Predictive maintenance should be considered essential in any digitalisation strategy aimed at Industry 4.0 migration towards the smart factory ideal. The ability to track machine performance and anticipate failures before they occur helps manufacturers to improve overall equipment effectiveness and reduce wasted time and costs. A leading solution for predictive maintenance is condition monitoring; however, collecting machine performance metrics is only the beginning. The ability to interpret and communicate this data is essential for system reliability, and this is where machine learning comes into play. A condition monitoring solution with machine learning removes human error from the equation and makes predictive maintenance solutions smarter and more effective.

This article explains what predictive maintenance is, how condition monitoring with machine learning works, and five capabilities to look for in a condition monitoring solution.

What is predictive maintenance?

Predictive maintenance is the process of tracking the performance of crucial machine components, such as motors, to minimise downtime needed for repairs. Predictive maintenance enables users to anticipate when machine maintenance will be needed based on real-time data from the machines themselves. Because of this, predictive maintenance can help reduce machine downtime, increase mean time between failures (MTBF) and reduce the cost of unnecessary machine maintenance and spare parts inventory.

Traditionally, plant managers relied on preventative maintenance schedules provided by a machine’s manufacturer, including regularly replacing machine components based on a suggested timeline. However, these timelines are only estimates of when the machine will require service, and the actual use of the machine can greatly affect the reliability of these estimates.

On one hand, this means that you could be paying for unnecessary maintenance and replacement parts that are not needed. On the other hand, many things can go wrong between scheduled maintenance visits. For example, if bearings wear prematurely or a motor overheats, a machine may require service sooner than anticipated. Furthermore, if a problem goes undetected for too long, the issue could escalate further damage to the machine and lead to costly unplanned downtime. Predictive maintenance helps avoid these problems, saving time and money.

Condition monitoring with machine learning

Condition monitoring plays a key role in predictive maintenance by allowing users to identify critical changes in machine performance. One important condition to monitor is vibration. Machine vibration is often caused by imbalanced, misaligned, loose or worn parts. As vibration increases, so can damage to the machine. By monitoring motors, pumps, compressors, fans, blowers, and gearboxes for increases in vibration, problems can be detected before they become severe and result in unplanned downtime.

Vibration sensors typically measure RMS velocity, which provides the most uniform measurement of vibration over a wide range of machine frequencies and is indicative of overall machine health. Another key data point is temperature change (i.e. overheating). Machine learning takes this information and automatically defines a machine’s baseline levels and sets thresholds for acute and chronic conditions, so you know in advance – and with confidence – when a machine will require maintenance.
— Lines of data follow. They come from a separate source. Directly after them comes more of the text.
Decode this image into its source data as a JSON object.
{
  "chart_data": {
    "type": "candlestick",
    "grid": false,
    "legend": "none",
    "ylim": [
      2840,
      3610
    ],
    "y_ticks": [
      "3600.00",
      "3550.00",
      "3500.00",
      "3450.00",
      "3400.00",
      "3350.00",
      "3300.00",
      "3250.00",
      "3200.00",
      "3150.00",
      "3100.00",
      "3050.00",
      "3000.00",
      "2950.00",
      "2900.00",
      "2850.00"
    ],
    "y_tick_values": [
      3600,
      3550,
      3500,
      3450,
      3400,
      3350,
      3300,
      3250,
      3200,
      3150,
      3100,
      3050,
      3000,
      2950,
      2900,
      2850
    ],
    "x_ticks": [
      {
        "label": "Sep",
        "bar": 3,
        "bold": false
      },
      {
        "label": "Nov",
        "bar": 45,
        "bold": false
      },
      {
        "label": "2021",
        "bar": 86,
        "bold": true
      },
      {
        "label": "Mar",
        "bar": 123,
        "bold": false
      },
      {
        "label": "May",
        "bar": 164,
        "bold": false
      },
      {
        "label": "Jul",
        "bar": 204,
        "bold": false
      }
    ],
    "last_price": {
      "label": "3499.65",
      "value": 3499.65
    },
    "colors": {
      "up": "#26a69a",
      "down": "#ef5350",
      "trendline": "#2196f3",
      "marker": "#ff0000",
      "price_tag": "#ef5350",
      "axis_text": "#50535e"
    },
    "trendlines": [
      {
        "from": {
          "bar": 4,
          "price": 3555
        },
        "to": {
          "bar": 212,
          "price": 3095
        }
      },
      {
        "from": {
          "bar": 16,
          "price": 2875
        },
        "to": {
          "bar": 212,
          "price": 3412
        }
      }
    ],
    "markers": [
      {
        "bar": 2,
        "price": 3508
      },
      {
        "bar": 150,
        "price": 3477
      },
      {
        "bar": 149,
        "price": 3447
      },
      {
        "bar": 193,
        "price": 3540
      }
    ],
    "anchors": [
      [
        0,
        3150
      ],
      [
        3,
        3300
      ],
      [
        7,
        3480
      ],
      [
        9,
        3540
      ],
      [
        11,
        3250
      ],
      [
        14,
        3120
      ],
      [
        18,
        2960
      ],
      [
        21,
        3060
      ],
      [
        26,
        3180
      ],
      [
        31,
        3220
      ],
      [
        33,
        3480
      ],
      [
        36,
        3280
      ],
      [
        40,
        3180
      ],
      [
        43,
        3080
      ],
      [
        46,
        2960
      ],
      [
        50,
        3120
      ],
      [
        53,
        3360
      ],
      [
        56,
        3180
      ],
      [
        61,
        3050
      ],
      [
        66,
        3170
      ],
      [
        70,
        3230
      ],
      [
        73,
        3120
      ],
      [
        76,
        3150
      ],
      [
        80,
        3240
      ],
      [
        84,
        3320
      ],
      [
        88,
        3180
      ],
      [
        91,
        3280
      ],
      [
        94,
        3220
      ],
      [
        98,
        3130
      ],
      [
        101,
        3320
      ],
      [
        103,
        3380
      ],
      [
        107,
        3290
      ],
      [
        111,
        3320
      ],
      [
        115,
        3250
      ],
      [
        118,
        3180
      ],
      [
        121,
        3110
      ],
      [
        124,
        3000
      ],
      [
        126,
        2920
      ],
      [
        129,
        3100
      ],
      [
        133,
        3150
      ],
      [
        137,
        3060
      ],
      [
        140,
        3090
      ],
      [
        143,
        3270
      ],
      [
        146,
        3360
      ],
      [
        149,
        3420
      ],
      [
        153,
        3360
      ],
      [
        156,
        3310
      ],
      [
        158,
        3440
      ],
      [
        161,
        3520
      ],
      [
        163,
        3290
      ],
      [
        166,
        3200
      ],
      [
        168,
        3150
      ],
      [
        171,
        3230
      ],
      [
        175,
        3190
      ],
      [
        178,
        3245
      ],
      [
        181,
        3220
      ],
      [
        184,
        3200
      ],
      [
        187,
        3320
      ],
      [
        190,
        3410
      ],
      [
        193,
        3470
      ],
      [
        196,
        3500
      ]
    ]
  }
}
Five key capabilities of a smart predictive maintenance solution

Machine learning is just one important element that creates a smart condition monitoring solution. The following are the top five capabilities to look for in a predictive maintenance solution:

1. Continuous monitoring

The most effective predictive maintenance solutions will continuously monitor machines for critical changes, including changes in RMS velocity, high frequency RMS acceleration, and temperature. Changes in these conditions are leading indicators of future failure. A continuous monitoring solution will pick up on these in real-time and allow for timely remedial action.

2. Machine learning

After mounting the vibration sensor, most sensors require you to collect enough data to establish a baseline. Machine learning removes the chances of human error by automating the data analysis. A condition monitoring solution with machine learning will recognise the machine’s unique baseline of vibration and temperature levels and automatically set warning and alert thresholds at the appropriate points. This makes the condition monitoring system more reliable and less dependent on error-prone manual calculations.

3. Wireless communication

A wireless condition monitoring solution is easy to deploy quickly and it can be adapted as needs change without requiring extensive downtime for cable runs. In addition, the

ability to monitor machines in inconvenient locations allows for more comprehensive monitoring and increased reliability throughout the facility.

4. Local and remote indication

When a vibration or temperature threshold has been exceeded, a smart condition monitoring system should provide both local and remote indication, such as sending a signal to a tower light in a central location or sending an email or text alert. This will ensure that warnings are addressed quickly regardless of whether the machine is within the sightline of an operator.

5. Data logging

A condition monitoring solution that logs the collected data over time enables even more optimisation. With a wireless system, vibration and temperature data can be sent to a wireless controller or PLC for in-depth, long-term trend analysis.

Conclusion

Monitoring vibration and temperature using machine learning improves reliability, reduces unplanned downtime, and saves maintenance costs. It is also an easy way to start making better, data-driven decisions about machines and transforming a plant facility into a smart factory.